The Singer at Penn Station: A Script Based on a True Story
by Josephine deBois

"Samuel and Huang laugh as they instantly feel their good chemistry."

Engaging, suspenseful, and ready for the big screen, this screenplay has all the elements necessary for a blockbuster movie. The plot is complex, and the story is filled with action, mystery, sex (appropriate and tasteful), and violence. The last movie with the depth, intrigue, and suspense equal to Singer at Penn Station was arguably Dan Brown's novel made into the highly successful movie, The DaVinci Code.

Main character, Sergeant Samuel, is a cop, who is demoted to the traffic police for reasons initially unknown. As he settles into his new role, he can't help but sympathize and get involved in the lives of those on the street. In particular, he is drawn to a vagrant with an angelic voice, singing without a permit in Penn Station. Samuel befriends the talented singer, Olis, and there the mystery/thriller begins. Intrigue about where Olis came from and what happened to him leads all the way back to the Vatican. The story unfolds as Samuel meets a seemingly endless string of characters whose fears, greed for money or pursuit of power lead them into sinister lives of drugs, sex, betrayal, and murder. There is no guessing who the good guys and bad guys are, especially since some waver between good and evil.

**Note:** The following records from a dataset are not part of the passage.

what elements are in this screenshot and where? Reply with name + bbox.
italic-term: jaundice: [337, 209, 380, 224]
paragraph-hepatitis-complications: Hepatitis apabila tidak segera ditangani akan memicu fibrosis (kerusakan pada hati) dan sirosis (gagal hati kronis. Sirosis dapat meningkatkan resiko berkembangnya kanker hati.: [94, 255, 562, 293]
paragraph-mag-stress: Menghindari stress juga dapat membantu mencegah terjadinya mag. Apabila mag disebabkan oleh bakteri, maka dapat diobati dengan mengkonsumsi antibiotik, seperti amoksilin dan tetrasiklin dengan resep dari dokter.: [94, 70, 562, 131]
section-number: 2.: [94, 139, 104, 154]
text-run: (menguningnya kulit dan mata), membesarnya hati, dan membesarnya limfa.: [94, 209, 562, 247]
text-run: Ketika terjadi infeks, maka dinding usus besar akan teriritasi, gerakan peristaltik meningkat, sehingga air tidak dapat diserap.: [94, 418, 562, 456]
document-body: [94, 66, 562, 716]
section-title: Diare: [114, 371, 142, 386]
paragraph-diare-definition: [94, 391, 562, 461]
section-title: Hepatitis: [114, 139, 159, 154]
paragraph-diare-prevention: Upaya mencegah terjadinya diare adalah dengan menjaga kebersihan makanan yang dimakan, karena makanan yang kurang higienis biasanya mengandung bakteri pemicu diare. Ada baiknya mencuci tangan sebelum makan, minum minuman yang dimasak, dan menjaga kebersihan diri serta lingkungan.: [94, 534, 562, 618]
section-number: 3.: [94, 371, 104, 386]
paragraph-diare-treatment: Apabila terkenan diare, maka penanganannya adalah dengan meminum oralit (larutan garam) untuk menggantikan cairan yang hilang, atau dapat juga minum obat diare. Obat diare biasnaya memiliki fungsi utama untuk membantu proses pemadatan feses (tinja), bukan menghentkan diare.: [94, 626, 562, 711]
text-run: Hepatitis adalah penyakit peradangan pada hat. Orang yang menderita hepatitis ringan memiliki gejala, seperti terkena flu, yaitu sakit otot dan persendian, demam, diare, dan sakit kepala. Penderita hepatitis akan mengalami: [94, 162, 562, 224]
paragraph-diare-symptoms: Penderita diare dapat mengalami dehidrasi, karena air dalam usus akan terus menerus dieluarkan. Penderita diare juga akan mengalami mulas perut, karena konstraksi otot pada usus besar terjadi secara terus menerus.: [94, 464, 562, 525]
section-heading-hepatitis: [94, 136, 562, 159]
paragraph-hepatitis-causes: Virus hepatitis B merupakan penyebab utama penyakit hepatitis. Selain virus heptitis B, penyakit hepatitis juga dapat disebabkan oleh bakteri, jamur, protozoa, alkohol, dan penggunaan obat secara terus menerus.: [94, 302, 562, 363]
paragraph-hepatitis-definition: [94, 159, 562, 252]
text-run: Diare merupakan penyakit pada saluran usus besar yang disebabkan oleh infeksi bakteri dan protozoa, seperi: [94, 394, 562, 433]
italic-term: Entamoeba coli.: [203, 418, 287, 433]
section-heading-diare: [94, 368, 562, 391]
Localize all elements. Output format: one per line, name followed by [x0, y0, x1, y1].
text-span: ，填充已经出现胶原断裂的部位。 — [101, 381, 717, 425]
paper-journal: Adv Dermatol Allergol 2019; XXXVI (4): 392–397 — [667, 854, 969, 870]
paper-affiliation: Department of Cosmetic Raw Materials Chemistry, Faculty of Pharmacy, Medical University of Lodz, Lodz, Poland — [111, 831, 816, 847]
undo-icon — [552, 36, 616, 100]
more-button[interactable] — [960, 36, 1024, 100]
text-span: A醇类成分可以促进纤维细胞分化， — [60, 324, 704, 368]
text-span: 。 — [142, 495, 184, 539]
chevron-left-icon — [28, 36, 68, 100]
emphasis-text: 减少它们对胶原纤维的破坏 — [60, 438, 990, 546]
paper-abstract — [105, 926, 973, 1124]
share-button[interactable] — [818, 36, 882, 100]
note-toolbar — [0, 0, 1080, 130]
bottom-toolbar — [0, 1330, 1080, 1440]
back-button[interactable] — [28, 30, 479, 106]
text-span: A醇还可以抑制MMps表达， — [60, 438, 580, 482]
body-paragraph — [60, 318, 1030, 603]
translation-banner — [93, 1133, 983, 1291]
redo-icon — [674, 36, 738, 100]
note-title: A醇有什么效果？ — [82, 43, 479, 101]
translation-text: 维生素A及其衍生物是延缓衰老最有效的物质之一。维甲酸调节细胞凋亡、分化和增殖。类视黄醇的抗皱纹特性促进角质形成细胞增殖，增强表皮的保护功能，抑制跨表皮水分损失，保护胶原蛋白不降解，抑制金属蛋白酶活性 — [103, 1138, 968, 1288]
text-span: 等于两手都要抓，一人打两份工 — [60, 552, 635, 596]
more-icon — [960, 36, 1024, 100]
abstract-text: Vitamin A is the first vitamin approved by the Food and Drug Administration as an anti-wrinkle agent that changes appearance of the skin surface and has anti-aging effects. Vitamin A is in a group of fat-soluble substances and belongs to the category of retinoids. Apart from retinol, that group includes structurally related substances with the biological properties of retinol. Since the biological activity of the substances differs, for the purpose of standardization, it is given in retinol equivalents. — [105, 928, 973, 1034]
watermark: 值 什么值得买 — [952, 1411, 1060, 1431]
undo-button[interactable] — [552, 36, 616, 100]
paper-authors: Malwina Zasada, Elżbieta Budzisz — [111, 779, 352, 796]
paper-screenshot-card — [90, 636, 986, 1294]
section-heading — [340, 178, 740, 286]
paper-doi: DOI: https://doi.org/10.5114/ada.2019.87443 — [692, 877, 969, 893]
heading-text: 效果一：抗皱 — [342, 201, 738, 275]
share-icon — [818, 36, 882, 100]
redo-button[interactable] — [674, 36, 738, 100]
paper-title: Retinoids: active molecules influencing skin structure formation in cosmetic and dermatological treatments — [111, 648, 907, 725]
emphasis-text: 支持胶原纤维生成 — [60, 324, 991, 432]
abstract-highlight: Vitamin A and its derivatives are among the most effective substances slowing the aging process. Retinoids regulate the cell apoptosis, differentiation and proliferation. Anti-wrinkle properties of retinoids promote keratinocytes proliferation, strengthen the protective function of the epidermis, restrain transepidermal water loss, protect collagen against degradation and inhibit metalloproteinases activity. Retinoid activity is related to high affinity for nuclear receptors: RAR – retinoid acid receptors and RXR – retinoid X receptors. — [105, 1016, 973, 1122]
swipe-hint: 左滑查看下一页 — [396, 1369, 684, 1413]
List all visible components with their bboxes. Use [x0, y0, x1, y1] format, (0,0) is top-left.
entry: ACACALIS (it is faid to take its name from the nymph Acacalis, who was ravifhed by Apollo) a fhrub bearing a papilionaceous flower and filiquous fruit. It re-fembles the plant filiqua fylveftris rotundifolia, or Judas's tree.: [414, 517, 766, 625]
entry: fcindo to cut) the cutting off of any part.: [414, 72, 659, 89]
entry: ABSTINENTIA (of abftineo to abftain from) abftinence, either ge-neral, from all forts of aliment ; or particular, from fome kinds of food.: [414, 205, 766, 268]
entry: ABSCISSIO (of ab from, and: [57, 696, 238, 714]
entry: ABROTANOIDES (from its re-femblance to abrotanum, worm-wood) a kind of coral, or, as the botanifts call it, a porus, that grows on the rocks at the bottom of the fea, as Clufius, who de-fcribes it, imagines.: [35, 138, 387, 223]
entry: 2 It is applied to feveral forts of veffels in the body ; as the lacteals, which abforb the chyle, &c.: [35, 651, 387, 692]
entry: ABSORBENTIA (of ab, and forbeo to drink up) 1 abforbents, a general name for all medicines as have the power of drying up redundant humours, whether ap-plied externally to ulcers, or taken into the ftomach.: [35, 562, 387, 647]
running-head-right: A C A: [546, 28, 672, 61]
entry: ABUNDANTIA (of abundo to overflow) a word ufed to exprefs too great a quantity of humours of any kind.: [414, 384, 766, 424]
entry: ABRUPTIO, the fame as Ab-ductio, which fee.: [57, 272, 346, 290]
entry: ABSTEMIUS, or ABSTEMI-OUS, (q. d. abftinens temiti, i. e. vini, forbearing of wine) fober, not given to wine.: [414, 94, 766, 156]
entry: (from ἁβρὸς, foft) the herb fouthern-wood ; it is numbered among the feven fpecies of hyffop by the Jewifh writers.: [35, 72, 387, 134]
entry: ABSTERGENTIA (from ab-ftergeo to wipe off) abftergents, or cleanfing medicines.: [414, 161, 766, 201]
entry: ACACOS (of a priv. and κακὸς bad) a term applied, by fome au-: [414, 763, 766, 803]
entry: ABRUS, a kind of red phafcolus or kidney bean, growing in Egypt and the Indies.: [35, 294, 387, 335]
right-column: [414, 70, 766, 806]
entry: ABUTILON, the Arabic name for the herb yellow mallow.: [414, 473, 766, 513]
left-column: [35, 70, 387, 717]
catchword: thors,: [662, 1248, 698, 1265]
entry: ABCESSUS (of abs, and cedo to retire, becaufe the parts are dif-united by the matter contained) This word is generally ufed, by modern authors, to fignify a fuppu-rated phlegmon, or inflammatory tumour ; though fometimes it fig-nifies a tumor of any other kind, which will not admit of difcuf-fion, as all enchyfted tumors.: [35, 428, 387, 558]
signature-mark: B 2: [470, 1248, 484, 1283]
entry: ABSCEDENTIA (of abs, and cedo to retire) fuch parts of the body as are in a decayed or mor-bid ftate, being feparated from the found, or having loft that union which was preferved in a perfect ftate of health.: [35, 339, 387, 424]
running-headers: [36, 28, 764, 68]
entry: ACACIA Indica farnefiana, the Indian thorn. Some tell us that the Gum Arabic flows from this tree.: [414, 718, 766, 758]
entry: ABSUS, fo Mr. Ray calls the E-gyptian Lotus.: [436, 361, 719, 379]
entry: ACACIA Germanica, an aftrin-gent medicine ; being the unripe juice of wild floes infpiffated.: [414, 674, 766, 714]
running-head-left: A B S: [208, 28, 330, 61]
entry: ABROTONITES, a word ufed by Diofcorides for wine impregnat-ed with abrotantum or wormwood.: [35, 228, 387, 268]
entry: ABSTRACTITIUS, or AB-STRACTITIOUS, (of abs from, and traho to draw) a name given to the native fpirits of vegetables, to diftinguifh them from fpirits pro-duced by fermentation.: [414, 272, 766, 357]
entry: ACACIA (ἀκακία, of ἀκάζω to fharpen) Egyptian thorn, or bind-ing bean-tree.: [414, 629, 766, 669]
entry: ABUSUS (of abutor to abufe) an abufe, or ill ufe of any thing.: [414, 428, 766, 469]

There are more characters than a typical novel. On the screen, it will not be difficult to keep the cast straight, but it takes a bit of concentration in book form. No matter, readers will find themselves so wrapped up in the story that it isn't likely the book will be set aside for long enough to forget who any of the characters are. In addition, the story unfolds on the streets of New York City and in Italy. There are so many opportunities for a director to shoot in familiar settings for New Yorkers and show American readers much of the streets and countryside of Italy.

There are a few rape scenes and murders written into the story. Action is nonstop, as is true to life for New York City and Rome. There is opportunity for a stunning cinematographic movie, especially when shooting scenes in the Italian countryside. Street scenes will keep viewers wondering who is involved and who is a passerby. But the story goes deeper, including some genetic intrigue and even some meditation and spiritual mystery. People may spend weeks contemplating the plot and tying it all together after reading or seeing this story.

The sinister workings within the Vatican and among Catholic subjects may offend some, but there are numerous good, practicing, earnest Catholic characters to give fair balance. For example, Huang, Samuel's traffic-cop partner, is a faithful, purely good man, with a loving, giving, and devout Catholic family. They symbolize all that is good in their religion. In their case, their faith brings them a sense of community, love, support, and purity of heart.

Josephine deBois is an experienced writer. Her characters are well developed and believable. The dialog is skillfully written, such that readers can easily imagine sitting at the dining room table and engaging in conversation with these characters. Even in book form, the relationships between characters come to life, but on screen, the connections, rapport, and sometimes chemistry among the plethora of characters, both admirable and detestable, will seal the screenplay's fate as an absolute must-see movie.